我的服务器上有一个 RAID 1,显然两个硬盘同时出现故障。
服务器支持人员进行了快速检查以确认
HDDTEST-W1F21M6K ERROR Finished (Selftest, Device: sda);
HDDTEST-W1F22Y9M ERROR Finished (Values-Check, Device: sdb);
However, there still seems to be a partition table on sdb.

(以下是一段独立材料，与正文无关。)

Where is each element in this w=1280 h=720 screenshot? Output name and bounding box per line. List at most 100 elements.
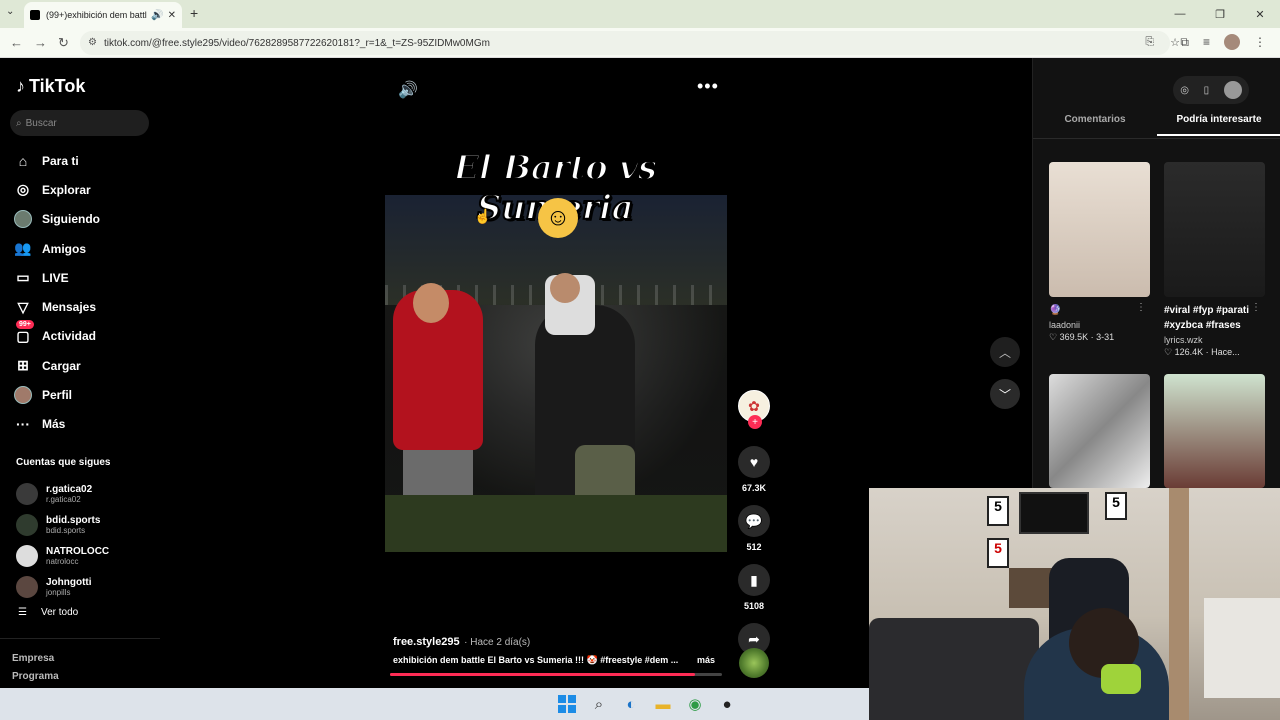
like-action[interactable]: ♥ 67.3K [738, 446, 770, 493]
menu-label: Perfil [42, 388, 73, 403]
compass-icon[interactable]: ◎ [1180, 85, 1189, 96]
back-icon[interactable]: ← [10, 35, 23, 50]
taskbar-search-icon[interactable]: ⌕ [588, 693, 610, 715]
phone-icon[interactable]: ▯ [1204, 85, 1210, 96]
following-item[interactable]: bdid.sports bdid.sports [16, 509, 156, 540]
card-title[interactable]: #viral #fyp #parati #xyzbca #frases [1164, 303, 1265, 333]
man-head [413, 283, 449, 323]
suggested-video-card[interactable] [1164, 374, 1265, 488]
suggested-video-card[interactable]: 🔮 laadonii ♡ 369.5K · 3-31 ⋮ [1049, 162, 1150, 343]
heart-icon[interactable]: ♥ [738, 446, 770, 478]
bookmark-star-icon[interactable]: ☆ [1170, 36, 1180, 49]
compass-icon: ◎ [16, 181, 30, 198]
card-meta: ♡ 369.5K · 3-31 [1049, 332, 1115, 342]
site-info-icon[interactable]: ⚙ [88, 37, 97, 48]
obs-icon[interactable]: ● [716, 693, 738, 715]
card-icon-line: 🔮 [1049, 305, 1062, 316]
browser-tab[interactable]: (99+)exhibición dem battle 🔊 ✕ [24, 2, 182, 28]
menu-item-cargar[interactable]: ⊞ Cargar [14, 351, 154, 380]
volume-icon[interactable]: 🔊 [398, 80, 418, 100]
video-thumbnail[interactable] [1049, 374, 1150, 488]
minimize-icon[interactable]: — [1160, 0, 1200, 28]
profile-avatar[interactable] [1224, 34, 1240, 50]
address-bar-row: ← → ↻ ⚙ tiktok.com/@free.style295/video/… [0, 28, 1280, 58]
search-input[interactable]: ⌕ Buscar [10, 110, 149, 136]
menu-item-amigos[interactable]: 👥 Amigos [14, 234, 154, 263]
menu-label: Más [42, 417, 66, 432]
windows-start-icon[interactable] [556, 693, 578, 715]
wall-heater [1204, 598, 1280, 698]
video-thumbnail[interactable] [1164, 162, 1265, 297]
tab-close-icon[interactable]: ✕ [168, 10, 176, 21]
more-options-icon[interactable]: ••• [697, 76, 719, 97]
post-time: · Hace 2 día(s) [464, 637, 531, 648]
menu-item-actividad[interactable]: ▢ 99+ Actividad [14, 319, 154, 351]
following-item[interactable]: NATROLOCC natrolocc [16, 540, 156, 571]
see-all-link[interactable]: ☰ Ver todo [18, 607, 78, 618]
url-field[interactable]: ⚙ tiktok.com/@free.style295/video/762828… [80, 31, 1170, 55]
video-progress-bar[interactable] [390, 673, 722, 676]
follow-plus-icon[interactable]: + [748, 415, 762, 429]
activity-badge: 99+ [16, 319, 34, 329]
chrome-icon[interactable]: ◉ [684, 693, 706, 715]
menu-item-mensajes[interactable]: ▽ Mensajes [14, 292, 154, 321]
scroll-up-button[interactable]: ︿ [990, 337, 1020, 367]
tiktok-logo-icon: ♪ [16, 76, 25, 96]
bookmark-icon[interactable]: ▮ [738, 564, 770, 596]
menu-item-live[interactable]: ▭ LIVE [14, 263, 154, 292]
menu-item-para-ti[interactable]: ⌂ Para ti [14, 146, 154, 175]
card-more-icon[interactable]: ⋮ [1251, 302, 1261, 313]
maximize-icon[interactable]: ❐ [1200, 0, 1240, 28]
following-item[interactable]: r.gatica02 r.gatica02 [16, 478, 156, 509]
file-explorer-icon[interactable]: ▬ [652, 693, 674, 715]
extensions-icon[interactable]: ⧉ [1180, 35, 1189, 50]
install-icon[interactable]: ⎘ [1145, 36, 1154, 49]
menu-item-mas[interactable]: ··· Más [14, 410, 154, 439]
menu-label: Amigos [42, 241, 87, 256]
tabs-divider [1033, 138, 1280, 139]
reading-list-icon[interactable]: ≡ [1203, 35, 1210, 49]
wall-frame-number: 5 [1105, 492, 1127, 520]
music-disc-icon[interactable] [739, 648, 769, 678]
webcam-overlay: 5 5 5 [869, 488, 1280, 720]
close-window-icon[interactable]: ✕ [1240, 0, 1280, 28]
message-icon: ▽ [17, 298, 29, 315]
suggested-video-card[interactable] [1049, 374, 1150, 488]
tab-podria-interesarte[interactable]: Podría interesarte [1157, 114, 1280, 136]
menu-item-explorar[interactable]: ◎ Explorar [14, 175, 154, 204]
footer-link-empresa[interactable]: Empresa [12, 650, 59, 668]
like-count: 67.3K [741, 483, 767, 493]
video-player[interactable] [385, 195, 727, 552]
menu-label: LIVE [42, 270, 69, 285]
footer-link-programa[interactable]: Programa [12, 668, 59, 686]
forward-icon[interactable]: → [34, 35, 47, 50]
user-avatar[interactable] [1223, 81, 1242, 99]
comment-icon[interactable]: 💬 [738, 505, 770, 537]
browser-menu-icon[interactable]: ⋮ [1254, 35, 1266, 49]
card-author[interactable]: lyrics.wzk [1164, 335, 1265, 345]
video-caption: free.style295 · Hace 2 día(s) exhibición… [393, 632, 723, 665]
more-link[interactable]: más [697, 655, 715, 665]
menu-item-siguiendo[interactable]: Siguiendo [14, 205, 154, 234]
video-thumbnail[interactable] [1164, 374, 1265, 488]
reload-icon[interactable]: ↻ [58, 35, 69, 51]
tab-audio-icon[interactable]: 🔊 [151, 10, 163, 21]
tab-comentarios[interactable]: Comentarios [1033, 114, 1157, 136]
tiktok-logo[interactable]: ♪ TikTok [16, 76, 85, 97]
video-thumbnail[interactable] [1049, 162, 1150, 297]
card-author[interactable]: laadonii [1049, 320, 1150, 330]
comment-action[interactable]: 💬 512 [738, 505, 770, 552]
tab-search-icon[interactable]: ⌄ [6, 6, 14, 17]
save-action[interactable]: ▮ 5108 [738, 564, 770, 611]
search-placeholder: Buscar [25, 117, 57, 129]
suggested-video-card[interactable]: #viral #fyp #parati #xyzbca #frases lyri… [1164, 162, 1265, 358]
edge-icon[interactable]: ◐ [620, 693, 642, 715]
author-avatar[interactable]: ✿ + [738, 390, 770, 429]
author-name[interactable]: free.style295 [393, 636, 460, 648]
new-tab-button[interactable]: + [190, 5, 198, 21]
account-name: NATROLOCC [46, 545, 110, 557]
menu-item-perfil[interactable]: Perfil [14, 380, 154, 409]
card-more-icon[interactable]: ⋮ [1136, 302, 1146, 313]
scroll-down-button[interactable]: ﹀ [990, 379, 1020, 409]
following-item[interactable]: Johngotti jonpills [16, 571, 156, 602]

Your server is currently booted into our rescue system. Please try
to backup your data if possible and contact us again if
you wish to proceed with a hard drive replacement.
我可以从其他驱动器启动系统并看到以下结构
cat /proc/mdstat
Personalities : [raid1]
md3 : active raid1 sdb4[1]
1822442815 blocks super 1.2 [2/1] [_U]
md2 : active raid1 sdb3[1]
1073740664 blocks super 1.2 [2/1] [U_]
md1 : active raid1 sdb2[1]
524276 blocks super 1.2 [1/1] [U]
md0 : active raid1 sdb1[1]
33553336 blocks super 1.2 [2/1] [_U]
我需要的是能够从/dev/md2
分区恢复一些重要数据。我正在尝试挂载 md2 并得到以下信息:
mount /dev/md2 /mnt
mount: wrong fs type, bad option, bad superblock on /dev/md2,
missing codepage or helper program, or other error
In some cases useful info is found in syslog - try
dmesg | tail or so
任何想法如何解决这一问题?
更新1
更多数据
mdadm -E /dev/sdb3
/dev/sdb3:
Magic : a92b4efc
Version : 1.2
Feature Map : 0x0
Array UUID : 39c5b7f5:c3bed499:e383ce7f:0868fc3e
Name : rescue:2 (local to host rescue)
Creation Time : Wed Feb 6 07:23:32 2013
Raid Level : raid1
Raid Devices : 2
Avail Dev Size : 2147481600 (1024.00 GiB 1099.51 GB)
Array Size : 1073740664 (1024.00 GiB 1099.51 GB)
Used Dev Size : 2147481328 (1024.00 GiB 1099.51 GB)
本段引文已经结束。